劇中では、二人並んでピクルスを食べる場面もありました。
暑い季節には酸っぱい物が食べたくなるので、今でしょう。
少し煮たのは冷えていく時に味が染み込むから。
酸味に混じる塩味と微かな甘味は正に三位一体。スパイスのピリリ感が味を引き締める。
胡瓜はカリウム豊富で老廃物を排出してくれる。人参からベータカロチンや食物繊維も頂ける。
死んだことになっていても実は生きていると都市伝説や陰謀論で言われている人達の例を以下に挙げると、
暗殺されたのはクローンで、最近まで生きていた本物は老衰で亡くなったジョン・F・ケネディ。
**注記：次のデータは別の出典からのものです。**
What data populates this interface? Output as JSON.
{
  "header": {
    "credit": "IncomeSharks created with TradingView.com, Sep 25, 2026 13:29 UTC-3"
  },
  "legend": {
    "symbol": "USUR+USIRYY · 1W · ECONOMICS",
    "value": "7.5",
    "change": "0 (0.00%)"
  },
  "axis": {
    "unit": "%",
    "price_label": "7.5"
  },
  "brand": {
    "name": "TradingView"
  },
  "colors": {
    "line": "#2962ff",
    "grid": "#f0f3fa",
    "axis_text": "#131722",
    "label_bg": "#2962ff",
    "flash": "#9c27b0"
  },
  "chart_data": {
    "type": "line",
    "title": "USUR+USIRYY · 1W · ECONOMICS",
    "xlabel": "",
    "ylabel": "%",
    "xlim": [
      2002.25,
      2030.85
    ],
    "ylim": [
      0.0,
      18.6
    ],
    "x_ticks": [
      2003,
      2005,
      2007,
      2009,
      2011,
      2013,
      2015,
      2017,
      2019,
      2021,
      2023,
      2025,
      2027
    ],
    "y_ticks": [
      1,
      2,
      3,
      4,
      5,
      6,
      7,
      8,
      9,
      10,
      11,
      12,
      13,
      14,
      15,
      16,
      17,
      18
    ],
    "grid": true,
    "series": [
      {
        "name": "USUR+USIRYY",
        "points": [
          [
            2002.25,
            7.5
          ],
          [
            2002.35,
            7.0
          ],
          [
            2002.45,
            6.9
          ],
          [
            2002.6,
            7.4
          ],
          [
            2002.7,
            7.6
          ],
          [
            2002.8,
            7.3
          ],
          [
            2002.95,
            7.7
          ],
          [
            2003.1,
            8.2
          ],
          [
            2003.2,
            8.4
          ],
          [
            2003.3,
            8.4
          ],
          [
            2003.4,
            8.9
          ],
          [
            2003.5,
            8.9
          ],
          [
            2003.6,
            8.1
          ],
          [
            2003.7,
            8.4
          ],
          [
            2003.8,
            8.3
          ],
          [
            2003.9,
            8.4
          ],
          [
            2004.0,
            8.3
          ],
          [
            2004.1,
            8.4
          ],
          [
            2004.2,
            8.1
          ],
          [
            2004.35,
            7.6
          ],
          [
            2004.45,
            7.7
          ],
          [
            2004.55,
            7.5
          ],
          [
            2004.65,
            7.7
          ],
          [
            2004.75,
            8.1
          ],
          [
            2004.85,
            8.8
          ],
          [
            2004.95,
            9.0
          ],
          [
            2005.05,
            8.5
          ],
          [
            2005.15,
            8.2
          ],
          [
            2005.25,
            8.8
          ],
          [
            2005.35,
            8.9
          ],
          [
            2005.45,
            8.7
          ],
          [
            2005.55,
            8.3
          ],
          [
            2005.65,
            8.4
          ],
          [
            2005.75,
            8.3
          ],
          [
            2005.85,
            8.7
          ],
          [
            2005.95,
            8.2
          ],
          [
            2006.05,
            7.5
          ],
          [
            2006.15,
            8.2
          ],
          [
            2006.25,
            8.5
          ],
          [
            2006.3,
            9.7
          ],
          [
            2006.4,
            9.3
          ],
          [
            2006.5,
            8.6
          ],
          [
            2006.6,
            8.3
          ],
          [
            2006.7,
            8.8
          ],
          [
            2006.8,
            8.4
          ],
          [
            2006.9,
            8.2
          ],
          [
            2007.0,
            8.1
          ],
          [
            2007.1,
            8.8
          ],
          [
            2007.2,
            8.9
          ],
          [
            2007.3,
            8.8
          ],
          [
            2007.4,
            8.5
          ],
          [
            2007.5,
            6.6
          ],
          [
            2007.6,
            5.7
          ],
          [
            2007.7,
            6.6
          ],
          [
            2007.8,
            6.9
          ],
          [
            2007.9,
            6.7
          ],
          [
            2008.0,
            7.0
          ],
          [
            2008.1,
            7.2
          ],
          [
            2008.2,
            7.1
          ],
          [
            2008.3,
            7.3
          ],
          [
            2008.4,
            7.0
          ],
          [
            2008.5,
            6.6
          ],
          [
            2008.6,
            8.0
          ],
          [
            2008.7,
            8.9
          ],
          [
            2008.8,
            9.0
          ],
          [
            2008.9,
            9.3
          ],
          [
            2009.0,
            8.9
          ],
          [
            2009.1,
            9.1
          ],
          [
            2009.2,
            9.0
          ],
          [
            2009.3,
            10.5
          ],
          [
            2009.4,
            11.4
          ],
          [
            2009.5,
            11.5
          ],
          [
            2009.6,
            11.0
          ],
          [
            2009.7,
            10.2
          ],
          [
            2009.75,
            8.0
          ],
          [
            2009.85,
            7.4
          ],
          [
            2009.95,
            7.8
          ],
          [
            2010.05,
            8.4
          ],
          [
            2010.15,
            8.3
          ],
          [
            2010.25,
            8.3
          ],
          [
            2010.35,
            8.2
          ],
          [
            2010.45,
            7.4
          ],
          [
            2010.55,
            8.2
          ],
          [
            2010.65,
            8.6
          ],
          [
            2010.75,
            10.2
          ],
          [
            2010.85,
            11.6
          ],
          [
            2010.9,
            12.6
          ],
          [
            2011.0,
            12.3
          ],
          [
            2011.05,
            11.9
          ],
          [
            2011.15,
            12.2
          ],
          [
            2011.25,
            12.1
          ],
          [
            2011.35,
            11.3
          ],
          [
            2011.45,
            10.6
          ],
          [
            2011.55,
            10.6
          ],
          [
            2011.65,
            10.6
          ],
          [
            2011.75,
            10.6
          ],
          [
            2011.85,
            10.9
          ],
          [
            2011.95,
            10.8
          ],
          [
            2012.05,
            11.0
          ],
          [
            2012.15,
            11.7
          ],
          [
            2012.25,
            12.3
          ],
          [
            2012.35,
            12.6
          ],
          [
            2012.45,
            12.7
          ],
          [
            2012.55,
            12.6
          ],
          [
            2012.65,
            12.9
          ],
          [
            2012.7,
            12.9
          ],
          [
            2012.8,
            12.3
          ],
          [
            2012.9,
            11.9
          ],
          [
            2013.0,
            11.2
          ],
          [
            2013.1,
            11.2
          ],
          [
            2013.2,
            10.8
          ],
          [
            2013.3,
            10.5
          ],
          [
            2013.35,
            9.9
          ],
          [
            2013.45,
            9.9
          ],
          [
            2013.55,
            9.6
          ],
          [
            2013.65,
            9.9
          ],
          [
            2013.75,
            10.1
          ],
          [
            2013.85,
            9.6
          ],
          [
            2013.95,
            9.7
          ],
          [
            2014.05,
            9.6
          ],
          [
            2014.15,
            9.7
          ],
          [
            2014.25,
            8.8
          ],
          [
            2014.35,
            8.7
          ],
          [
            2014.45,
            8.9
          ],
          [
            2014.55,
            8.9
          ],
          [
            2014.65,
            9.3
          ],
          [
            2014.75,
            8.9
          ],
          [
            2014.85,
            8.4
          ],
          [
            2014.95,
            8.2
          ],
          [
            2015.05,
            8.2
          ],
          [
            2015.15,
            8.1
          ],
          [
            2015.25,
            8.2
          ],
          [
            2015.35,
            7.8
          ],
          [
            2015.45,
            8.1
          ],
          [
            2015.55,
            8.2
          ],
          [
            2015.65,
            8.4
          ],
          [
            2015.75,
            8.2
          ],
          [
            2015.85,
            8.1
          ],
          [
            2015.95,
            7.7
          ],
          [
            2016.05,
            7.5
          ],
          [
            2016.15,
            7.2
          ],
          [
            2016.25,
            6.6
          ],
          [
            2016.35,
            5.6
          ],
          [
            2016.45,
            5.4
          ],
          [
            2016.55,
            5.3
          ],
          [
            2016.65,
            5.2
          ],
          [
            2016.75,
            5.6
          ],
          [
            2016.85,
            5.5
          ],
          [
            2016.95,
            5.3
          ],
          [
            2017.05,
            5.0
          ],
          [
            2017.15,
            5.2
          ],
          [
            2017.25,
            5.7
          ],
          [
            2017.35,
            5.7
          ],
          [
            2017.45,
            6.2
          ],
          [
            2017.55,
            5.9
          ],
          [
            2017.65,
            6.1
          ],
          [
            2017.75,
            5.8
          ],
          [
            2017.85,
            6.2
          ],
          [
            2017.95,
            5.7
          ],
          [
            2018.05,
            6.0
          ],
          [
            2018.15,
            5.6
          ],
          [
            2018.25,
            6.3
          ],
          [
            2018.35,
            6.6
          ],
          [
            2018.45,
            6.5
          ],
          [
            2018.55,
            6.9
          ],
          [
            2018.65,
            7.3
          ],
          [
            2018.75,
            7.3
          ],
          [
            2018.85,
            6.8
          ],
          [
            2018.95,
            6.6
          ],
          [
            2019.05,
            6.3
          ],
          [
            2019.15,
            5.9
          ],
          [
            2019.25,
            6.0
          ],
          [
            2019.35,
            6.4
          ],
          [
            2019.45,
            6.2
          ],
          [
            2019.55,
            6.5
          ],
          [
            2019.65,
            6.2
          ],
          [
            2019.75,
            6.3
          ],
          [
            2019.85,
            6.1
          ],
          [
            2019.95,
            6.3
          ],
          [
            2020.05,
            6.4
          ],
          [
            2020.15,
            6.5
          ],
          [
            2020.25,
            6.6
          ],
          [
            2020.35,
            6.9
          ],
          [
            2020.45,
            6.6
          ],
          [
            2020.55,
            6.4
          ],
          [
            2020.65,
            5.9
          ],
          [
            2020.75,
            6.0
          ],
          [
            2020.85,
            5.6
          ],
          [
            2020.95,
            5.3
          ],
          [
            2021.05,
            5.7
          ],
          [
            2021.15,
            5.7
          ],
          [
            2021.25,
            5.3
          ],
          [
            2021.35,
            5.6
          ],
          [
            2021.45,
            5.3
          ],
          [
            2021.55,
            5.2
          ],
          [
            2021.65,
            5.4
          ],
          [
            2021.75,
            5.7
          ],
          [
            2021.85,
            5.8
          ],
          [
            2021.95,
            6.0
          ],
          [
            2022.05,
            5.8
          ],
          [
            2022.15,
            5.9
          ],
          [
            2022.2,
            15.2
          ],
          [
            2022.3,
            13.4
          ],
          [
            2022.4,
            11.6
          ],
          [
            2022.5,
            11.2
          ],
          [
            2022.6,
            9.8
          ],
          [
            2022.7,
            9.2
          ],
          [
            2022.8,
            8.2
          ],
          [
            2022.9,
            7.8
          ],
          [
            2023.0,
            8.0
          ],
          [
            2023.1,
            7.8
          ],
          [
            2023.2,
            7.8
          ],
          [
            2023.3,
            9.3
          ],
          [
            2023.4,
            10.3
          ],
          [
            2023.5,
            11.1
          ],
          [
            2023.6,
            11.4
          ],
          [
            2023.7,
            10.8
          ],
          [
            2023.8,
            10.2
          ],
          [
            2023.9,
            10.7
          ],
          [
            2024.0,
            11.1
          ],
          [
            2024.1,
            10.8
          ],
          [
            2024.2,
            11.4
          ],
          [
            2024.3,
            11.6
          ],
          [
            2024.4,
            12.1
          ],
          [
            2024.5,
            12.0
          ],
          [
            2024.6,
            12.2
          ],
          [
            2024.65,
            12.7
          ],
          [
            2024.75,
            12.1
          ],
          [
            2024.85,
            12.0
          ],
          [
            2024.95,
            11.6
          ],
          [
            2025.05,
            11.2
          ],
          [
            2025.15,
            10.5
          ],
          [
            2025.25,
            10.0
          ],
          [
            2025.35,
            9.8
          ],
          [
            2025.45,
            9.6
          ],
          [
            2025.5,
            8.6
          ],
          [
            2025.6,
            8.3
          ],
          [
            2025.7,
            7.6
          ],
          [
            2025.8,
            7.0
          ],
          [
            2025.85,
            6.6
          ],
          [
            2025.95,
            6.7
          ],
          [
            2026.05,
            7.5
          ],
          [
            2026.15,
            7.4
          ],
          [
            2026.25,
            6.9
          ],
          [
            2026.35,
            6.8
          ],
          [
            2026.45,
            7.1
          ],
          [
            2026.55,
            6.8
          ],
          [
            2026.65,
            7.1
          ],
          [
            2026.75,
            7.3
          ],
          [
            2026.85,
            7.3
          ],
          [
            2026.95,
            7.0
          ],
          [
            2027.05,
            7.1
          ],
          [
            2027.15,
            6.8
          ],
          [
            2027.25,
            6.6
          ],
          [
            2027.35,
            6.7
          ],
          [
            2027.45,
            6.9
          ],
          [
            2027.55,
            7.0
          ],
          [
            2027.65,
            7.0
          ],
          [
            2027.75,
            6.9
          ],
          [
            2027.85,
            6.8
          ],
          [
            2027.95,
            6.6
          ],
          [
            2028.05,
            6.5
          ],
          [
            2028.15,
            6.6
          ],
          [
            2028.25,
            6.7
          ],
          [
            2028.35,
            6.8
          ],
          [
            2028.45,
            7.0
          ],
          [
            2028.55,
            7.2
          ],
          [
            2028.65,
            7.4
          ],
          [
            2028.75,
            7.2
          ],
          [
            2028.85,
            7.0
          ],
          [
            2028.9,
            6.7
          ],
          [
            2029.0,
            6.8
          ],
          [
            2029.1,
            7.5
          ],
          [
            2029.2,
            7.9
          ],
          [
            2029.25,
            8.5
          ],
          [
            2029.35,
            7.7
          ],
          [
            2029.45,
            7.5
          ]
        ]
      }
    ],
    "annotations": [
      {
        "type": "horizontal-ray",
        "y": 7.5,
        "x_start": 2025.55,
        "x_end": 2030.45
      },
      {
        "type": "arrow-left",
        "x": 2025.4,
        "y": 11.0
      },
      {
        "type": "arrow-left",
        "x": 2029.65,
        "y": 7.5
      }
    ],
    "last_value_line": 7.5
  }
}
事故で死んだと見せかけて、実は生きているダイアナ妃は男だったとか。
そんな風に生存している人物は相当数いる?
他にも死んだことになっているが、誰も死体を見ていないオサマ・ビン・ラディン、処刑されたのはクローン?とも言われたサダム・フセイン等々、考え出すとキリがない。
逆に現在、生きている人も実は死んでいて、クローンとかゴムマスクを被った人が演じている?
数年前、駅前で射殺されたとされている元首相もそれ以前に死んでいて、用済みのクローンを始末するための芝居?
引退したとされている、やんごとなき御方とか。
疑いだすと、メディアが言っていることがまったく信じられなくなってくる。自分の頭で考えて判断することが大事。
生きている人は実は死んでいる。死んだとされている人は生きているかもしれない。果たしてこの映画『お隣さんはヒトラー?(原題 My neighbor Adolf) 』の結末は如何に?
そんな妄想をしながら、アドルフに漬くをご馳走様でした。